Autism Spectrum Disorder (ASD) and Intellectual Disability (ID) are neurodevelopmental disorders with a strong genetic component. Increasing research attention has focused on whether the genetic factors that convey susceptibility for these conditions, also influence the risk for other health conditions, such as cancer.
We compared hospital admissions and treatment/services for cancer in mothers of ASD probands to other mothers.
Using West Australian databases, we calculated the hazard ratios (HRs) of hospitalisations for cancer in case and comparator mothers.
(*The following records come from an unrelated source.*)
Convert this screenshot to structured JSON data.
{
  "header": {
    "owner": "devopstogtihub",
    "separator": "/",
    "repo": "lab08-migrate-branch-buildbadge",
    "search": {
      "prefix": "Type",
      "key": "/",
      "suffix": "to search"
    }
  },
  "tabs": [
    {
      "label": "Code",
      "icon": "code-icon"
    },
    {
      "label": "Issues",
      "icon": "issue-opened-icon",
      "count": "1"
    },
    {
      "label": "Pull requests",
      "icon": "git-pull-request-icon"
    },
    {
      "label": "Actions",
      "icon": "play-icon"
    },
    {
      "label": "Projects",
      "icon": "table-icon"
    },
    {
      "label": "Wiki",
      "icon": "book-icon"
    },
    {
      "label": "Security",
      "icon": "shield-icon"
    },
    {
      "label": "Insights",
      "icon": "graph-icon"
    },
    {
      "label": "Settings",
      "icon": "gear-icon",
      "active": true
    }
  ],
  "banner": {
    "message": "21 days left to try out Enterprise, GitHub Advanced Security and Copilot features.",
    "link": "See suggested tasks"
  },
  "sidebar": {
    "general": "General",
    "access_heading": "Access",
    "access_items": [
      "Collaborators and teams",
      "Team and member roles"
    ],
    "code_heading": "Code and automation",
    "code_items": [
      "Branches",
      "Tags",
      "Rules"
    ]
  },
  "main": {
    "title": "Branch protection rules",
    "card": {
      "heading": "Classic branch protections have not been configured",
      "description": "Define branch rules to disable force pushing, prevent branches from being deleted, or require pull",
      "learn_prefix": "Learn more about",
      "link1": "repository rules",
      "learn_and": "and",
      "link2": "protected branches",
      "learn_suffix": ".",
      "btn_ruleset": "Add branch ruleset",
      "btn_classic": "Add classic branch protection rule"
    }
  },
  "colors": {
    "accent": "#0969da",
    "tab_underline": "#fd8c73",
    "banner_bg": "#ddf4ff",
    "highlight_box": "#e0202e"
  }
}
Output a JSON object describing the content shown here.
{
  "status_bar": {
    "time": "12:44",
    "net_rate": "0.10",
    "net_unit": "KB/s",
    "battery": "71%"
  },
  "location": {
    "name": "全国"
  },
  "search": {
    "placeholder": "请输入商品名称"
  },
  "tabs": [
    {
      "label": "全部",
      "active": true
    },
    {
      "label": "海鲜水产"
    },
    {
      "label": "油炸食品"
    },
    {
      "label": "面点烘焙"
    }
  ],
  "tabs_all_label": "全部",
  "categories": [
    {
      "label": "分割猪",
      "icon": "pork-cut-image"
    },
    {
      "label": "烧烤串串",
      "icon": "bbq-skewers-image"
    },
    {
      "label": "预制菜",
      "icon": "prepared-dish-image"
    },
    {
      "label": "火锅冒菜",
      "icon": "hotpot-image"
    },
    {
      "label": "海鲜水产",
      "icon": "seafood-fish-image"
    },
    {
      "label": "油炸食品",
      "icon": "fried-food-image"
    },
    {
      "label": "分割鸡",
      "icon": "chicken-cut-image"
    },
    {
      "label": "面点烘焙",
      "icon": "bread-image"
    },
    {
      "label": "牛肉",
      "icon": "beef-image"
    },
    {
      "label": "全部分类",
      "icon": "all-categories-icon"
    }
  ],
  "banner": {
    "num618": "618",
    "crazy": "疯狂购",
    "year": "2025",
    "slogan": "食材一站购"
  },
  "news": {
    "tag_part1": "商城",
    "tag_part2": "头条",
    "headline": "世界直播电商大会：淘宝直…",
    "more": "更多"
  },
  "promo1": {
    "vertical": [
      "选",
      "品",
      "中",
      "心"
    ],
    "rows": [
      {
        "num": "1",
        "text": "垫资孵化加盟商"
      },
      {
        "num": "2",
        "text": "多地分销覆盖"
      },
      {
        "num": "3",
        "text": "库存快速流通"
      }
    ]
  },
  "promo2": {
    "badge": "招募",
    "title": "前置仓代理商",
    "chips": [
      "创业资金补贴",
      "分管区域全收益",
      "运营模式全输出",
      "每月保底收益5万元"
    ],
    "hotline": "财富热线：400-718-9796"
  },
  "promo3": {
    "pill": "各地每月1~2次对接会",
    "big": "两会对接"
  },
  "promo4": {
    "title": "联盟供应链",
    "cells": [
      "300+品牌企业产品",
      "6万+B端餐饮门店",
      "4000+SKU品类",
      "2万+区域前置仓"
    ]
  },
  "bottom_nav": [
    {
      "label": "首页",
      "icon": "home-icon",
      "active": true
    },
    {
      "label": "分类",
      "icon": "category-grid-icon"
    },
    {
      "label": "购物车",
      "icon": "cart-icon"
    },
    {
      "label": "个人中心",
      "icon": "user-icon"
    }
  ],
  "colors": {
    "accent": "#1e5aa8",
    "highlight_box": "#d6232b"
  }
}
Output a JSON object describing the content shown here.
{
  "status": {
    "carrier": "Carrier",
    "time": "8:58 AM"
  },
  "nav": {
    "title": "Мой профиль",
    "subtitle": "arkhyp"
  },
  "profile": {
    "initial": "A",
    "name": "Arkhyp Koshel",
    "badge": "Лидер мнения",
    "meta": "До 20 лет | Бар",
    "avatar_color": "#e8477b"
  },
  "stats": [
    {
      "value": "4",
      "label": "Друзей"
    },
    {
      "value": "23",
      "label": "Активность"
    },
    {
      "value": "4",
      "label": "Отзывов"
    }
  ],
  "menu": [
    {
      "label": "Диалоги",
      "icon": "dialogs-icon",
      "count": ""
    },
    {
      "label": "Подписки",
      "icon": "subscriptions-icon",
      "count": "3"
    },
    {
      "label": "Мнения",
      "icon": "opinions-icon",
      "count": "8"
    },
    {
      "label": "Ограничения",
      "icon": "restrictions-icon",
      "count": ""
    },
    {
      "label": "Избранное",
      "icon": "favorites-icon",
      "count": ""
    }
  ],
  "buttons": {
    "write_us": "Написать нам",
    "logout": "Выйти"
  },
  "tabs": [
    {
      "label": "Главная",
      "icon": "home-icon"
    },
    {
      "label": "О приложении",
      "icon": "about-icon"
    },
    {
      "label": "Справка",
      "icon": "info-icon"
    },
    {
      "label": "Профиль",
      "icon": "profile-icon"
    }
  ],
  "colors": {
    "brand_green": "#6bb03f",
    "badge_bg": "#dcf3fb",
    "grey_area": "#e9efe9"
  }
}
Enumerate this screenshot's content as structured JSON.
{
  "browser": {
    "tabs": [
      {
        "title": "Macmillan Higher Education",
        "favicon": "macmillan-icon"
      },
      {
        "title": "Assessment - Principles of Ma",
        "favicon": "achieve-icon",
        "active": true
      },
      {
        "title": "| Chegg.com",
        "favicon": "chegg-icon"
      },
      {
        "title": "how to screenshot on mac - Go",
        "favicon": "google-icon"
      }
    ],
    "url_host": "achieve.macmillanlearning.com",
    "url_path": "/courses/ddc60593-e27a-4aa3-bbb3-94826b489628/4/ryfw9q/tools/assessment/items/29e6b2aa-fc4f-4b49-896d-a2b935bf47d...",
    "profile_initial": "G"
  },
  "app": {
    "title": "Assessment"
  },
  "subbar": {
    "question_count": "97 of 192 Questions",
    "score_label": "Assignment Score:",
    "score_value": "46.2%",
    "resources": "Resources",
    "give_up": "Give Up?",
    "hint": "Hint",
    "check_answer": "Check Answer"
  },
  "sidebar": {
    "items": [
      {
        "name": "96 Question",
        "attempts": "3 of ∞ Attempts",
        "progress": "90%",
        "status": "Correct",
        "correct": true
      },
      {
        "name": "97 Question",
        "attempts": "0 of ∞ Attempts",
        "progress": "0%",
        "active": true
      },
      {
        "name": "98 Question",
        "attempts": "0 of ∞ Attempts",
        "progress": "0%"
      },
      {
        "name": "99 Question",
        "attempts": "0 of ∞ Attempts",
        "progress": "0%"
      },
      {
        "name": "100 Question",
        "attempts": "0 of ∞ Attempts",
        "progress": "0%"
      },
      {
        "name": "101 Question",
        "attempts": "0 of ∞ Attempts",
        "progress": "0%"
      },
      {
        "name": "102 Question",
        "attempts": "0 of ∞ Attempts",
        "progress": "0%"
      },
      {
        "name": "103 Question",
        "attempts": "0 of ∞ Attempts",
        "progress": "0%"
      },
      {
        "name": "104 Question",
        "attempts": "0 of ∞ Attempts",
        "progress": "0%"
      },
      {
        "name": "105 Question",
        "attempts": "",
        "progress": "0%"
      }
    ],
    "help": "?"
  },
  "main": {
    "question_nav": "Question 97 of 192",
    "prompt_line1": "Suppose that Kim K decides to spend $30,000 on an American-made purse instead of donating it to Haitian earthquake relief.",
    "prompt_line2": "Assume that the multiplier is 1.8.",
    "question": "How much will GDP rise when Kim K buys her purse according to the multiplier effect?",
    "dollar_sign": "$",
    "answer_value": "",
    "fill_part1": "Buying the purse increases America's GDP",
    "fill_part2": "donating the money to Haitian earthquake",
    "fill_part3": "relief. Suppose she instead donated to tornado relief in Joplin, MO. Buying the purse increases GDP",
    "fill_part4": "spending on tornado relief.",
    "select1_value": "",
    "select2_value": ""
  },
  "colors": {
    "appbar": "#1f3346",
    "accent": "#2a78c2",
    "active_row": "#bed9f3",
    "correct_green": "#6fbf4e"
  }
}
In the multivariate model and compared to mothers of children with no ASD or ID, mothers of children with ASD without ID were more likely to have had an admission associated with a cancer diagnosis [HR=1.33(95% CI: 1.1, 1.7)] or a treatment or service associated with cancer [HR=1.54(95% CI: 1.1, 2.2)]. Furthermore, these HRs were significantly greater (p-values < 0.00005) than the corresponding HRs for mothers of children with ASD with ID [HR=1.05(95% CI: 0.8, 1.3) and HR= 0.97(95% CI: 0.7, 1.4)].
We suggest that genes increasing the risk of autism without ID and cancer have common pathways and that the genetic basis of ASD with ID differs from ASD without ID.